The program allots up to $200 million for the training process, including $150 million in grants and up to $40 million that will be distributed through a competitive process.

U.S. Secretary of Energy Jennifer M. Granholm says the program will provide states with funds to develop and implement workforce training programs for residential efficiency and electrification projects to help Americans save money on their energy bills. She adds that the funding aims to attract and educate new workers in the energy efficiency industry, train and empower existing workers, strengthen the U.S.’ clean energy workforce and help tackle the climate crisis.

According to the program’s administrative and legal requirement documents, states that choose to participate can pursue various general activities and goals, including:

  • Equipping contractors with the hard and soft skills necessary to electrify homes and make them more energy-efficient;
  • Preparing workers and businesses to deliver the energy efficiency and electrification measures funded through the IRA-funded HOMES and HEAR programs;
  • Developing programs to upskill incumbent workers and support professional growth;
  • Providing resources to develop and support relevant pre-apprenticeship and registered apprenticeship training programs; and
  • Establishing or strengthening career awareness programs to increase interest in relevant energy workforce careers, among other goals.
  • The push to curb energy loss in residential homes is a priority for door and window companies, which have developed various new products, including low-E coatings and photovoltaic windows, to mitigate the losses.
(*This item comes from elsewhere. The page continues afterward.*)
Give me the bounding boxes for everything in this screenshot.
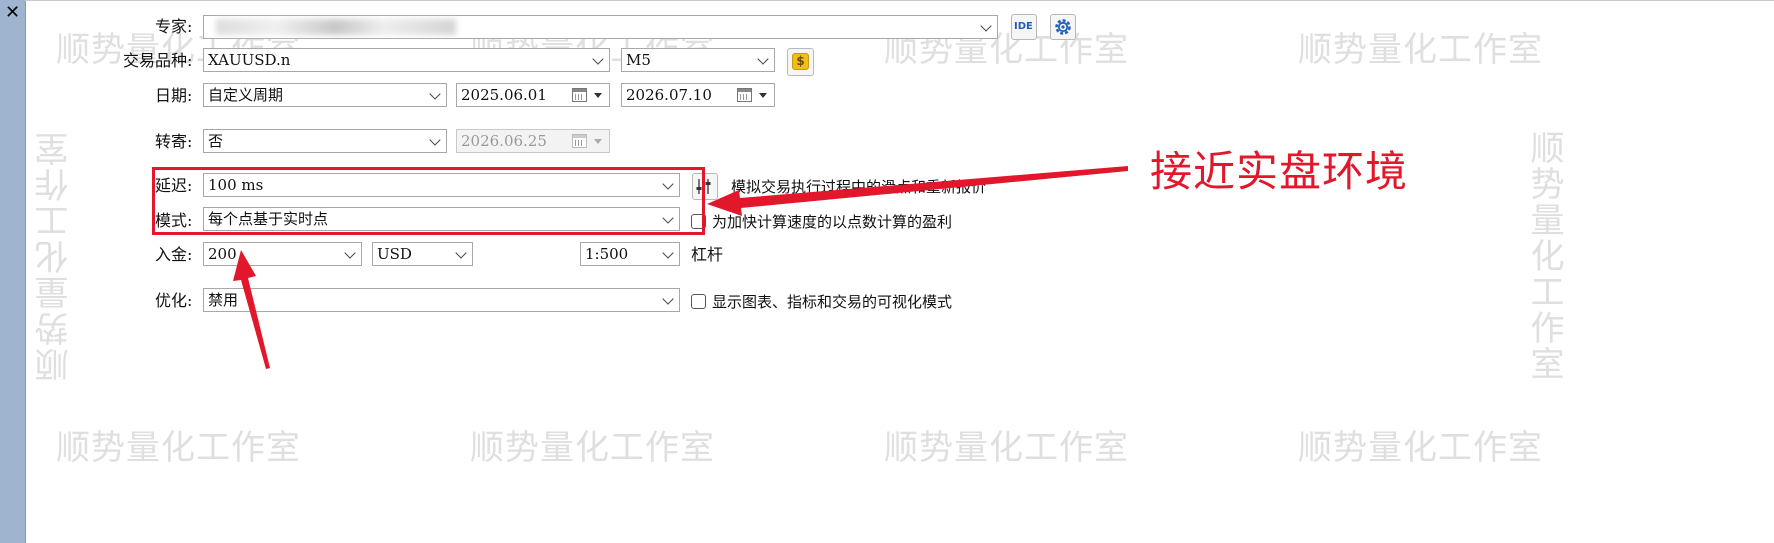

However, the goal of improving energy efficiency in homes remains a tall task.

    Contractor Training Grant Application Timeline

    The initial application deadline to participate in the Contractor Training Grant Program ends Sept. 30, 2023. The negotiation process will run from Oct. 1, 2023, to Oct. 31, 2023, followed by the awards announcement, which runs from Nov. 1, 2023, to Feb. 1, 2024. The first set of funds will be distributed upon the execution of the assistant agreement and will be 50% of the total award.